JOIN clause
Back to DuckDB Data Engineering Glossary
Overview
A JOIN
clause combines rows from two or more tables based on a related column between them. It's one of the most fundamental operations in SQL, allowing you to bring together data that has been normalized across different tables. Think of it like connecting puzzle pieces - each table holds part of the information, and the join brings those pieces together into a complete picture.
NOTEThis is an overview. If you want to understand the details of how joins work in DuckDB, check out Chapter 3 in the free DuckDB in Action book.
Basic Syntax
The most common join syntax in DuckDB follows this pattern:
Copy code
SELECT * FROM table1
JOIN table2 ON table1.column = table2.column
Join Types in DuckDB SQL
Inner Join (default)
An inner join combines rows from two or more tables based on a matching condition, keeping only the rows where there is a match in both tables. Think of it like a Venn diagram - it returns just the overlapping part.
Copy code
SELECT orders.id, customers.name
FROM orders
JOIN customers ON orders.customer_id = customers.id
Left Outer Join
A left outer join returns all records from the left table (the first one mentioned) and only matching records from the right table. If there's no match in the right table, the result will contain NULL values for those columns.

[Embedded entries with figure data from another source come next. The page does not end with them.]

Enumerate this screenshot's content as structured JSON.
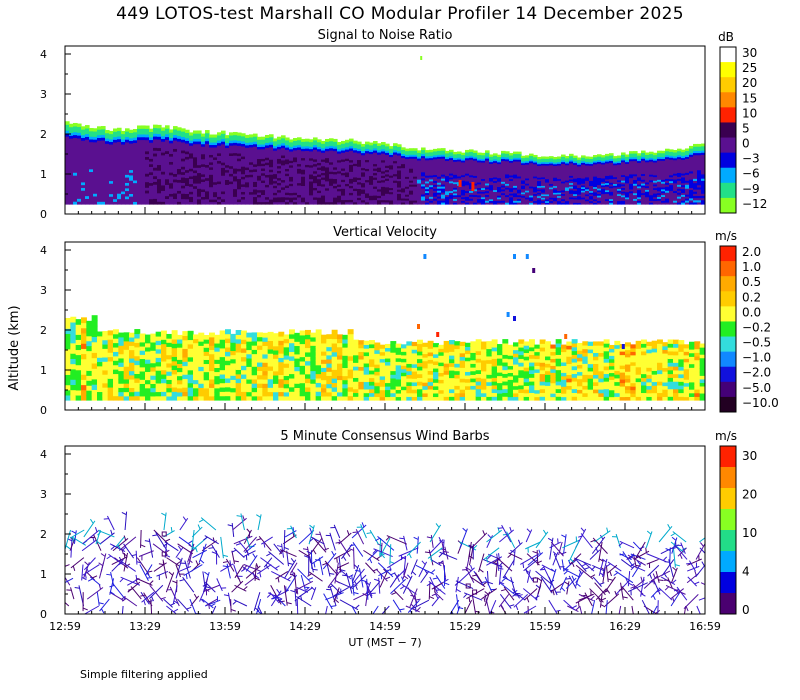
{
  "title": "449 LOTOS-test Marshall CO Modular Profiler 14 December 2025",
  "footer_note": "Simple filtering applied",
  "ylabel": "Altitude (km)",
  "xlabel": "UT  (MST − 7)",
  "x_ticks": [
    "12:59",
    "13:29",
    "13:59",
    "14:29",
    "14:59",
    "15:29",
    "15:59",
    "16:29",
    "16:59"
  ],
  "y_ticks": [
    "0",
    "1",
    "2",
    "3",
    "4"
  ],
  "chart_data": [
    {
      "type": "heatmap",
      "title": "Signal to Noise Ratio",
      "unit": "dB",
      "xlim": [
        "12:59",
        "16:59"
      ],
      "ylim": [
        0,
        4.2
      ],
      "colorbar_labels": [
        "30",
        "25",
        "20",
        "15",
        "10",
        "5",
        "0",
        "−3",
        "−6",
        "−9",
        "−12"
      ],
      "colors": [
        "#ffffff",
        "#ffff00",
        "#ffcc00",
        "#ff8800",
        "#ff2200",
        "#3a0050",
        "#5a1090",
        "#0000e0",
        "#00aaff",
        "#22e088",
        "#88ff22"
      ],
      "echo_top_km": [
        2.3,
        2.1,
        2.2,
        2.05,
        2.0,
        1.9,
        1.85,
        1.75,
        1.6,
        1.55,
        1.5,
        1.45,
        1.5,
        1.55,
        1.75
      ]
    },
    {
      "type": "heatmap",
      "title": "Vertical Velocity",
      "unit": "m/s",
      "xlim": [
        "12:59",
        "16:59"
      ],
      "ylim": [
        0,
        4.2
      ],
      "colorbar_labels": [
        "2.0",
        "1.0",
        "0.5",
        "0.2",
        "0.0",
        "−0.2",
        "−0.5",
        "−1.0",
        "−2.0",
        "−5.0",
        "−10.0"
      ],
      "colors": [
        "#ff2200",
        "#ff6600",
        "#ffaa00",
        "#ffcc00",
        "#ffff33",
        "#22ee22",
        "#33dddd",
        "#1188ff",
        "#1111dd",
        "#440077",
        "#220022"
      ]
    },
    {
      "type": "scatter",
      "title": "5 Minute Consensus Wind Barbs",
      "unit": "m/s",
      "xlim": [
        "12:59",
        "16:59"
      ],
      "ylim": [
        0,
        4.2
      ],
      "colorbar_labels": [
        "30",
        "20",
        "10",
        "4",
        "0"
      ],
      "colors": [
        "#ff2200",
        "#ff8800",
        "#ffcc00",
        "#88ff22",
        "#22dd88",
        "#00aaff",
        "#0000e0",
        "#4a0070"
      ]
    }
  ]
}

The Left Outer Join (LEFT JOIN
) is one of the most common types of joins in data analytics.
Copy code
SELECT products.name, reviews.rating
FROM products
LEFT JOIN reviews ON products.id = reviews.product_id
Right Outer Join
A right outer join is essentially the mirror image of a left outer join - it returns all records from the right table (the second one mentioned) and only matching records from the left table. If there's no match in the left table, NULL values are used for those columns.
Copy code
SELECT employees.name, departments.name
FROM employees
RIGHT JOIN departments ON employees.dept_id = departments.id
Full Outer Join
A full outer join (also called a full join) combines both left and right outer joins - it returns ALL records from BOTH tables. Where there are matches, it joins the data; where there's no match on either side, it fills in NULL values for the missing data.
Copy code
SELECT students.name, classes.name
FROM students
FULL OUTER JOIN classes ON students.class_id = classes.id
Cross Join (creates Cartesian product)
A cross join (also called a Cartesian join) creates a result set that combines every row from the first table with every row from the second table. It creates all possible combinations without any matching condition.
Copy code
SELECT employees.name, shifts.time
FROM employees
CROSS JOIN shifts
DuckDB-Specific Features
DuckDB includes special join types not commonly found in other databases:
ASOF Join
An ASOF (As-Of) join in DuckDB is a special type of join designed for time-series data that matches records based on the closest previous timestamp. It's particularly useful when working with data streams that have different sampling rates or when you need to align events with the most recent prior state.
Copy code
SELECT trades.price, quotes.bid
FROM trades
ASOF JOIN quotes ON trades.timestamp >= quotes.timestamp
Joining against files and subqueries
Additionally, DuckDB supports joining directly against files and subqueries without needing to create temporary tables first. For example:
Copy code
SELECT t1.*, t2.revenue
FROM 'sales.parquet' t1
JOIN (SELECT * FROM 'revenue.csv') t2 ON t1.id = t2.id
Performance Considerations
DuckDB automatically optimizes join operations using various strategies including hash joins and merge joins. Unlike some databases that require explicit join hints, DuckDB's query optimizer typically selects the most efficient join strategy based on the data characteristics and available indexes.